В параше розы не цветут – прошу простить за вульгарность афоризма.
Крепко тебя целую, очень беспокоюсь о Леле, что с ней? Как она? Я ей не пишу, т. к. не знаю когда [будет] она в Москве, то [клякса, нрзб.] целую. Дай ей прочесть мое письмо. Получила ли она письмо с дороги?
Сергей21/VIII 35 г.
Милая Ресничка!
Получил твою телеграмму. Тяжело очень получилось с Лелей. Я не знаю, дошло ли до нее мое письмо. Я там писал о материальных делах. Не знаю, как обстоит дело и со всеми вещами – получены ли мои деньги из МАИ2 и сколько их. Во всяком случае, пусть она расходует, сколько ей нужно. Если кассу олицетворяешь ты, то переведи ей в Воронеж половину имеющихся денег. Я ей писал, чтобы она не стеснялась с деньгами, еще не зная о ее высылке. Ей нужно отдохнуть. Мне трудно отсюда ориентироваться в финансовой и материальной ситуации в Москве. Бесспорно одно, что нужно сделать все возможное для нее на этом поприще. Неужели она заняла позицию экономии денег для себя из тех соображений, что они «принадлежат» мне. Продана ли мебель? и проч. Очень трудно представить себе истинное положение вещей. Я ей напишу в Воронеж до востребования.

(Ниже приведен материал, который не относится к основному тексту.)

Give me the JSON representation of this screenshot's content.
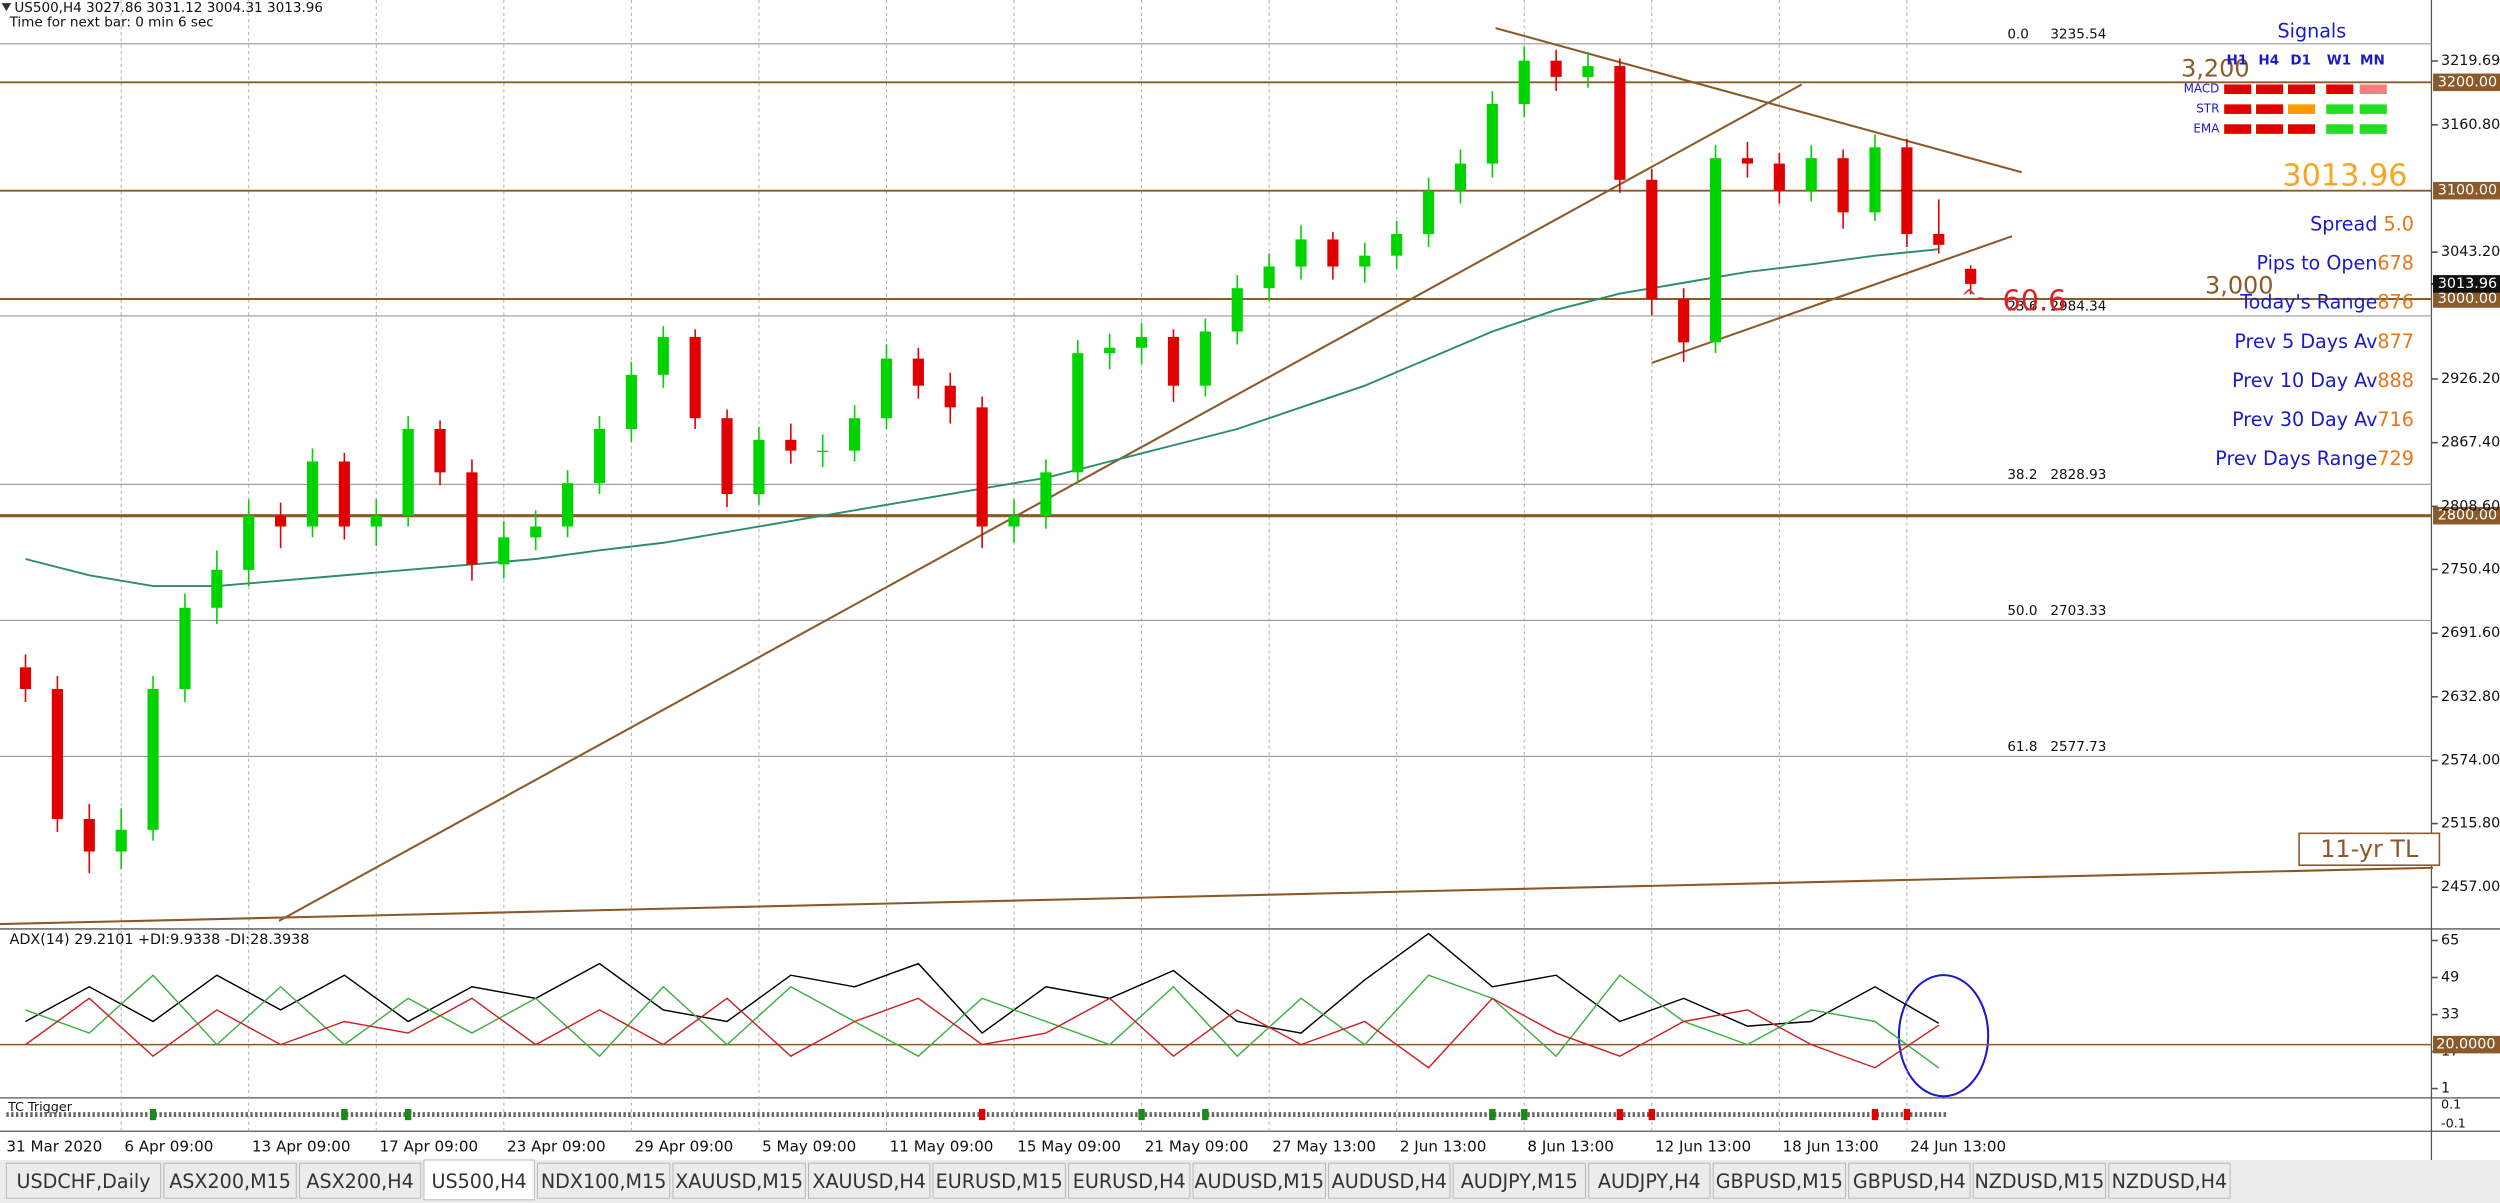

Это не вас, моя милая Генриэтта, постигла эта участь? Тогда я был бы очень доволен: во-первых, ты от меня не сбежишь, а во-вторых, ты будешь знать в следующий раз, что значит выходить замуж по любви, в-третьих…, в четвертых…
Пишу из Красноярского парка – хвалили мне его долго и упорно и, как это ни парадоксально, он действительно неплох. [Далее следует довольно длинное описание парка, могучих кедров и проч., которое мы здесь опускаем] [179] . Могучих кедров, впрочем, я не видел.
Мне кажется, что мои письма представляются тебе надуманными. Это неверно. Может быть, они нелепы, но то, что я пишу, получается совершенно спонтанно (самопроизвольно), и по кавардаку, который наполняет мои письма, ты можешь приблизительно судить о том беспорядке, который творится у меня в голове. Приблизительно – потому что в письмах я еще сильно сдерживаю себя.
Ношу с собой курс «Детали машин», но трудно изучать его в парке, думая о тебе, не зная «сопротивления материалов» и ожидая дождя и прописки в милиции.